このような混乱した時期に、日本財団と笹川記念保健協力財団は、チェルノブイリ原発事故での人道支援活動にご協力をいただいた放射線と健康リスク分野の専門家をはじめ、世界各地の専門家の方々のご協力を得て、福島県立医科大学とともに、第1回福島国際専門家会議を開催しました。短い開催周知期間であったにもかかわらず、国内外から放射線と健康リスク分野の40名以上の専門家の方々が私たちの呼びかけに応えてくださいました。福島県立医科大学のご協力により、第1回会議は成功裡に終わりました。震災からわずか6カ月後という時期でしたが、専門家の方々が集まり、放射線が健康に与える影響について、科学的な根拠に基づいて検討され、会議終了後には、議論の結果と提言が日本政府に提出されました。それらの資料は日英の2カ国語で作成され、誰でもオンラインで自由にアクセスできるようにしました。

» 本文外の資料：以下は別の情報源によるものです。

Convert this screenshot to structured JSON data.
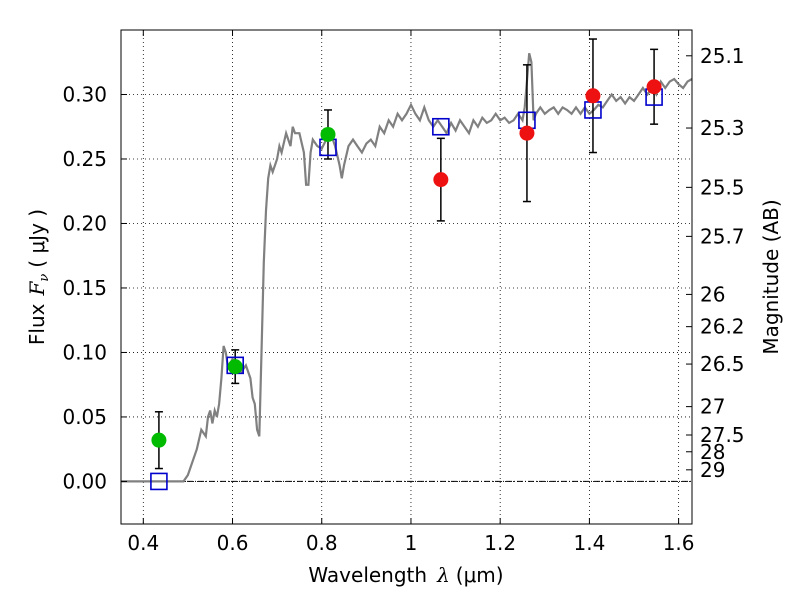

第1回会議以来、国内外の多くの方々が活動に携わり、貢献されてこられました。福島県立医科大学は、2013年に第2回専門家会議を開催し、福島の住民の健康を見守るための県民健康調査を続けています。また、福島県は、県民健康調査に関する報告書を定期的に発行しています。さらに、様々な国際機関や放射線の専門家、科学者の方々が福島の現状についての調査、分析を続けています。福島の状況に関する報告書を発行している組織もありますし、福島の復興のために、地域の方々が問題や課題を洗い出す対話の場を設ける活動をしている組織もあります。

このような状況を鑑みて、私たちは、今、多様な活動に携わっている専門家の方々が一堂に会する場を設けることは、時宜を得ているのではないかと感じました。本会議の特徴は、専門家の議論に加えて、原発事故の影響を受けた地域の住民の方や臨床医、保健師の方々に議論に参加していただくパネルを設けたことです。このように地域の方々の生の声を聞くことにより、この原発事故が精神的、心理的な面にどのような影響を及ぼしているかについても、より理解を深めることができるのではないかと思います。

本会議を通じて、国内外の専門家の皆さまが様々な情報を共有、分析し、多角的に福島の現状について議論くださり、その過程を通じて、福島の復興とレジリエンスが確かなものになることを期待しております。今回のシンポジウムでも、議論の結果と提言を日本政府に提出し、それらの資料を日英2カ国語で作成した上で、国内外の人々からオンラインで広くアクセスできるようにします。

この2日間の議論が、有意義で実りあるものとなりますよう、心より願っております。

皆さまが、これからも福島の人々に寄り添いながら、さらなる活動を展開してくださることで、福島の復興とレジリエンスへとつながることを祈念いたします。